ケア型医療ー診療室発


 何年も前のことになりますが、久しぶりに会った幼なじみの親友が、お酒の席で突然「子供の頃にクラスメートのいじめに加担したことを今も悔やんでいる」と述懐したことがありました。現在外科医として患者さんの信頼を一身に集める彼の口から、思いがけなく発せられたそんな言葉に、酔いも手伝ってか思わず目頭が熱くなったことを今でもよくおぼえています。そのあと、彼は弱者としての患者さんを思いやる気持ちの大切さを静かに語り続けました。

 それを聞きなら、私は若き日の自分がどれだけ多くの言葉で患者さんを傷つけてきたかを、彼の何倍もの後悔とともに思い起こしていました。

 様々な面で圧倒的に未熟だった私は、専門家の優位性を強い言葉の中に漂わせ、予測できない見通しを科学という名の ( よろい ) の中に無理やり封じ込め、必死で強がって生きていました。声高な私の言葉は、時には鋭い ( やいば ) となって患者さんの心を突き刺し、それがわかっていても、私は一方的に熱く語ることを止めようとはしませんでした。確かに当時の私の中には、臆病を情熱で覆い隠そうとする自分がいました。

 きっと私は不安だったのだと思います。歯科臨床のよりどころを見つけ出せないまま患者さんと対峙することが怖かったのだと思います。一般医科のように、私たちの目標を「患者の命を救うこと」と言い切れれば、それはそれで ( いさぎよ ) いのですが、日常臨床が直接「命」と結びつかない歯科においては、事はそう簡単にいきません。歯科で一番大切なことを、ある人は「技術」と言い、ある人は「予防」と言い、またある人は「患者の自立」と言います。

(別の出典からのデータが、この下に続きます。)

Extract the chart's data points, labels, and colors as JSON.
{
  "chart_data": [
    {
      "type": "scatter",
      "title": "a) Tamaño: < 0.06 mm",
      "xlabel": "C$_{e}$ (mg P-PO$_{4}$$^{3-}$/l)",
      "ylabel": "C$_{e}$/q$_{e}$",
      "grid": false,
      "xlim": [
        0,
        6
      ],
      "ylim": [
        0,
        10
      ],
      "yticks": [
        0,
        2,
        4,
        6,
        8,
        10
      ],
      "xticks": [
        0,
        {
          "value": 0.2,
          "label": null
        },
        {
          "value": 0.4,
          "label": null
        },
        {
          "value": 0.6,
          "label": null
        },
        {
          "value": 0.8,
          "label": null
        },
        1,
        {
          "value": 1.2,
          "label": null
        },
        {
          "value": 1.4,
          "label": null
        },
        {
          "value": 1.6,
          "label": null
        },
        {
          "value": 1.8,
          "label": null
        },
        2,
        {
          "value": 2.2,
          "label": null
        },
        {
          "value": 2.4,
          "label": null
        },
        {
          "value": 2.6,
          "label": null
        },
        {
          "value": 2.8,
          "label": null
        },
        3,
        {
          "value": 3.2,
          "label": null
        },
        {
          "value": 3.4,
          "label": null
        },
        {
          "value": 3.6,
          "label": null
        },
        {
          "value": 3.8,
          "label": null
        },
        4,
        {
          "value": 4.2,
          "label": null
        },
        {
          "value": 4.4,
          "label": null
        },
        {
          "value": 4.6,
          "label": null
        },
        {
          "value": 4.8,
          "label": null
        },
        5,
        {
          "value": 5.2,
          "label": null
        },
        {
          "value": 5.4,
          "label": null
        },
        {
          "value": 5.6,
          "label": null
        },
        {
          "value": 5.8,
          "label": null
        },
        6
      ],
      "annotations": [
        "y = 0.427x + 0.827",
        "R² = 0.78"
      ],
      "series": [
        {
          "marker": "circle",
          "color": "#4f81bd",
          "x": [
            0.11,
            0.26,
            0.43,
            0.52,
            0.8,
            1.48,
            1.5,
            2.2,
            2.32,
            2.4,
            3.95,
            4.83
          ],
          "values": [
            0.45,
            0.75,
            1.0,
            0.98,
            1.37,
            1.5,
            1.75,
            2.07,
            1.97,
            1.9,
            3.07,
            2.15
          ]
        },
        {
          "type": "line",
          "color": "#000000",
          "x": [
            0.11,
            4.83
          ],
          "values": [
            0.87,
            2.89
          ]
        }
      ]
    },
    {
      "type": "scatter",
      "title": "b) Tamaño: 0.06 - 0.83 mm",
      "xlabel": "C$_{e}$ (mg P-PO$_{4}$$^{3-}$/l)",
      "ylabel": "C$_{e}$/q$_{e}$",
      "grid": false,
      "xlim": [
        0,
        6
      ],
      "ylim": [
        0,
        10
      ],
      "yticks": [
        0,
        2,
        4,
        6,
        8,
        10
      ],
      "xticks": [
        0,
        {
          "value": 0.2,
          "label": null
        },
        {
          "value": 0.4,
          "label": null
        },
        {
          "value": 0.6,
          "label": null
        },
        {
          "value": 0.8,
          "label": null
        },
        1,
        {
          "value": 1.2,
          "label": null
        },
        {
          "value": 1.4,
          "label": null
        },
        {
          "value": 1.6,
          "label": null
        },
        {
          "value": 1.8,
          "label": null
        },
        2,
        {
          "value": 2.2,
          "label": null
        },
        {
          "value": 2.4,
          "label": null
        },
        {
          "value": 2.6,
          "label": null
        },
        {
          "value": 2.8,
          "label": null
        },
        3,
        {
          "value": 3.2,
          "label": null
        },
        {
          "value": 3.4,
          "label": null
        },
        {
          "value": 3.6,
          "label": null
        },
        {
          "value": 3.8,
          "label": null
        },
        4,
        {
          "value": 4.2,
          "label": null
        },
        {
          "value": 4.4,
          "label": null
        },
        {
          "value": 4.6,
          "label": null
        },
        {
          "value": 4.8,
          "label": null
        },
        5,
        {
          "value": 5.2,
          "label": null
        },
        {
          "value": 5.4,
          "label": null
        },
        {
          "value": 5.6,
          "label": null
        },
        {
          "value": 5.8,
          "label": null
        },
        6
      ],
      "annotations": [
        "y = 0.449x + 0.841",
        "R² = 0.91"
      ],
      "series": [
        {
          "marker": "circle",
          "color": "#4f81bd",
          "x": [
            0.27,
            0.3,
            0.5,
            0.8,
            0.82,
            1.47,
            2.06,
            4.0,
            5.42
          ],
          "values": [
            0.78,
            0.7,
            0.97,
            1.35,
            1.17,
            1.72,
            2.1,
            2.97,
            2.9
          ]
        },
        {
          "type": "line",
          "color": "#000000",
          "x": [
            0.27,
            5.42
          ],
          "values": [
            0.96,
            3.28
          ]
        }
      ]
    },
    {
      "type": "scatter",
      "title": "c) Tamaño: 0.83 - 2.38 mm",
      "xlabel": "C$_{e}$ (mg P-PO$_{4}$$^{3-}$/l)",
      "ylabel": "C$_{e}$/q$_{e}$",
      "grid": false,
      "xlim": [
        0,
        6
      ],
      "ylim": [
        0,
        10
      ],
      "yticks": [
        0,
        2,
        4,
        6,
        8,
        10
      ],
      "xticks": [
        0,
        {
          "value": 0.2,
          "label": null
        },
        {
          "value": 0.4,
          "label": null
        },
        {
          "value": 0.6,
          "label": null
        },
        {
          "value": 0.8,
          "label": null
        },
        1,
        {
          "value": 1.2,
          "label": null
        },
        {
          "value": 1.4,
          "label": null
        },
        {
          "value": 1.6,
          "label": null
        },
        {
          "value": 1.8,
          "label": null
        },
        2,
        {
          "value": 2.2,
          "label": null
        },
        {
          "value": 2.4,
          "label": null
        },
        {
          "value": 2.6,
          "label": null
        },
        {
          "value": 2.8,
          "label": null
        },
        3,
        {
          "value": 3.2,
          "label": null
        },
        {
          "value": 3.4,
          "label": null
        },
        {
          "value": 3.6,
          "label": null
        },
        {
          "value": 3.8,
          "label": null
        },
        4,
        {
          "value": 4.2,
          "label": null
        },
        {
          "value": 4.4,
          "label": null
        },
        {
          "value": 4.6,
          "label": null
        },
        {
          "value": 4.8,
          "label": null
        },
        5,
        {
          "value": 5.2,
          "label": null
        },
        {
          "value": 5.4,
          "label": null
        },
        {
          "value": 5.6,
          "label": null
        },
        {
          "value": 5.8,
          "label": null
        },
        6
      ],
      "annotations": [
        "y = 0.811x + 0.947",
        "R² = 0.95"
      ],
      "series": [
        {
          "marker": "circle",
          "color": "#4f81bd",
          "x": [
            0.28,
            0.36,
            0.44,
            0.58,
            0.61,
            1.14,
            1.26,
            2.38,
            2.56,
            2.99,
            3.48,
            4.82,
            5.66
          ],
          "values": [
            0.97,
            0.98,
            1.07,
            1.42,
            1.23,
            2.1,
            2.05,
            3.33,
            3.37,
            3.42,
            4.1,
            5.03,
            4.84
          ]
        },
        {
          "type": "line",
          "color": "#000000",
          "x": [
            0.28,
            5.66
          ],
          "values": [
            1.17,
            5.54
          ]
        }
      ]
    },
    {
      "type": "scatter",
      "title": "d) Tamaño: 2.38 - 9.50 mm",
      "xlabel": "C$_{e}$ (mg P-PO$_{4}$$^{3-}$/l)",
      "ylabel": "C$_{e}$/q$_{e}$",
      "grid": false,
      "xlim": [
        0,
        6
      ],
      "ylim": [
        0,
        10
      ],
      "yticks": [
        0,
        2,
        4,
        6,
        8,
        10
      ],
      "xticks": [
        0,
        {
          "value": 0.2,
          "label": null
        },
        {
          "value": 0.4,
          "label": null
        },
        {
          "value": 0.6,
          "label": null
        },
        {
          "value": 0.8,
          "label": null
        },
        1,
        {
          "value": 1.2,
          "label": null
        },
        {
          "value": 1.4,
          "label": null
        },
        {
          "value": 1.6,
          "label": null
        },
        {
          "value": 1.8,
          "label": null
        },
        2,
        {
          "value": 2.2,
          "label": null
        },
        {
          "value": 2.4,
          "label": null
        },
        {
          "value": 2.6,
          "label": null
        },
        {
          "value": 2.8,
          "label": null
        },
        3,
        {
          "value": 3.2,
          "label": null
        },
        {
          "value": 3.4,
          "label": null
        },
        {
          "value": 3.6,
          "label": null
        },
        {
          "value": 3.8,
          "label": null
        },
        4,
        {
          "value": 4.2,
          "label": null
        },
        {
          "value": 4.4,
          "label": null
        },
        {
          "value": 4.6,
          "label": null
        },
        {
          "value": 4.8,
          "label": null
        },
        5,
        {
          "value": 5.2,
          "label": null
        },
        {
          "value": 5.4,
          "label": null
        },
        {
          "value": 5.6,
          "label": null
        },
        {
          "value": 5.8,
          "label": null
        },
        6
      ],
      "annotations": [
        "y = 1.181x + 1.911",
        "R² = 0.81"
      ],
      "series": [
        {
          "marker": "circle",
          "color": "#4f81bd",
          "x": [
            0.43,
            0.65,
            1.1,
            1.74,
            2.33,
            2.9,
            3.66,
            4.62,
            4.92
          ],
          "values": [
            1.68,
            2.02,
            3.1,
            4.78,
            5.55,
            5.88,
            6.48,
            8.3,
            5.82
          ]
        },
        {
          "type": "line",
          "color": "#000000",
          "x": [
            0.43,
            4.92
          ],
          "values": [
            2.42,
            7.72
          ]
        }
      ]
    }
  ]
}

 当時の私は唯一目に見える「技術」にすがることで、自己喪失の不安から逃れようとしました。しかし、技術を発揮するには患者さんの深い理解が不可欠で、一刻も早く成果を得ようと焦れば焦るほど、私の言葉は、時に意図的に患者さんの誇りを傷つけ、時に卑屈にへり下り、時にむなしく宙を漂い、それを取りつくろうための笑顔は不自然にこわばっていきました。

 いま振り返っても、それはつらいつらい日々でした。もし、当時教育のなかに「ケア」の視点、「患者さんによりそう」視点、「患者さんと長く付き合う」という視点、つまりLife(生命)の医療だけでなく、もうひとつのLife(生活)の医療という視点があったら、私はもう少しゆっくりと穏やかに成熟できたかもしれません。歯科疾患とはもともとそういうたぐいの病気なのです。大学でいまもなお技術偏重の教育をかいま見るにつけ、私はあの苦しかった日々の記憶を若い臨床医に重ね合わせてしまいます。

 当院でケア型医療が定着するにつれ、私の口調は徐々に穏やかになり、患者さんの笑顔に接する機会も多くなりました。ケアで救われたのは、実は患者さんではなく自分自身だったのかもしれません。